Grace à M. Catlin, l’anéantissement de ces intéressantes peuplades n’est plus possible: leurs mœurs, leurs coutumes, leurs usages, seront sans doute de sa part l’objet d’un travail consciencieux et approfondi, en même temps que ces pinceaux conserveront les traits et la physionomie de ces Peaux Rouges, que déjà le célèbre romancier Américain nous avait fait connaître. Non content d’avoir transporté en Europe les armes, les costumes, les tentes, et tous les instrumens qui servent à l’usage des Indiens, et qui forment un singulier contraste avec notre civilisation, M. Catlin a voulu que des monumens plus durables conservassent le souvenir de ces sauvages de l’Amérique du Nord; il a dessiné lui-même les portraits des Indiens les plus remarquables, leurs danses, leur manière de fare la chasse, et leurs expéditions guerrières.

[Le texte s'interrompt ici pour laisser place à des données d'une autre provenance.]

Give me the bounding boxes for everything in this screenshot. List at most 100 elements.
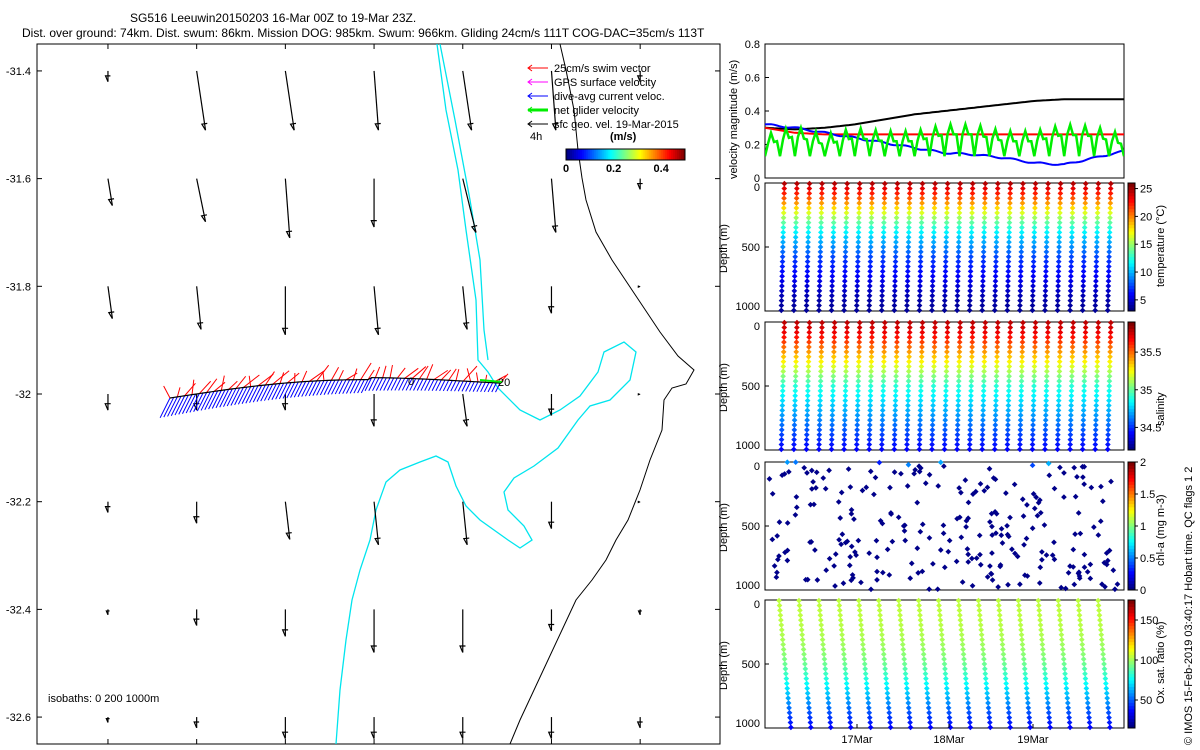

On ne peut assez admirer comment un homme a pu tracer tant de figures et de paysages, pris sur les lieux mêmes, dans des courses souvent très longues et très fatigantes. C’est là un prodige de la science. Assis au milieu des sauvages, M. Catlin employait son temps à retracer sur la toile tout ce qu’il voyait. Aussi peut-on être assuré d’avoir sous les yeux la représentation exacte des costumes des sauvages du Nouveau-Monde. Si quelques-uns de ces portraits ne sont pas des œuvres d’art, du moins les savans leur doivent-ils l’histoire d’une tribu sauvage, détruite entièrement par les ravages de la petite-vérole. Sans M. Catlin, on ne saurait plus maintenant si elle a existé, et son pinceau l’a sauvée de l’oubli.

L’ILLUSTRATION.

La présence à Paris des Indiens Y-o-Ways donne de l’àpropos au compte rendu suivant d’un voyage chez les Indiens de l’Amérique du Nord, voyage dû à M. Geo. Catlin, auquel un séjour de huit années parmi ces diverses peuplades a permis de s’initier d’une manière complète a leurs mœurs et à leurs habitudes. Dans un livre plein d’intérêt, de faits curieux, de révélations si extraordinaires qu’on croit rêver en les lisant, il a consigné les résultats de ses investigations et des observations qu’il a recueillies sur une race d’hommes qui va s’éteignant de jour en jour, et dont, sur l’affirmation de l’auteur, il ne restera plus vestiges d’ici à peu d’années. Au charme de ces récits, M. Geo. Catlin a ajouté des dessins d’une scrupuleuse exactitude, des portraits des principaux chefs de tribus, dans leurs riches costumes que nous aurons occasion de décrire, des paysages d’un effet saisissant, des esquisses de jeux, de chasses, de cérémonies religieuses, de combats, etc., etc. On peut donc dire que le livre de M. Catlin est écrit aussi bien pour les hommes sérieux que pour les grands enfants qui aiment tent les images, comme nous avouons les aimer, et qui s’amuseront de la bizarrerie des costumes de tous ces bons sauvages.

REVUE DE PARIS.

Galerie Indienne de M. Catlin.—La salle Valentino, transformée en une sorte de Musée Indien, au moyen des cinq à six cents peintures et esquisses, exécutées toutes, d’après nature, par M. Catlin, cet énergique et courageux voyageur, durant une pérégrination de huit années, à travers l’immense territoire qui s’étend des Montagnes Rocheuses aux derniers établissemens Américains ou Mexicains,—cette salle offrait déjà un spectacle fort intéressant. M. Catlin a visité, en bravant mille obstacles et souvent au péril de sa vie, quarante-huit des tribus qui résident dans la prairie, où elles vivent dans un état de guerre perpétuel. Installé sous le wigwam de l’Indien Corbeau ou du Mandan, dans la cabane du Chérokee ou de l’Ariccara, il a exécuté chacun des tableaux de cette immense collection ayant la nature sous les yeux; aussi les présente-t-il au public plutôt comme des fac-similes identiques de la vie Indienne que comme des œuvres d’art. Ces fac-similes sont on ne peut plus expressifs et curieux.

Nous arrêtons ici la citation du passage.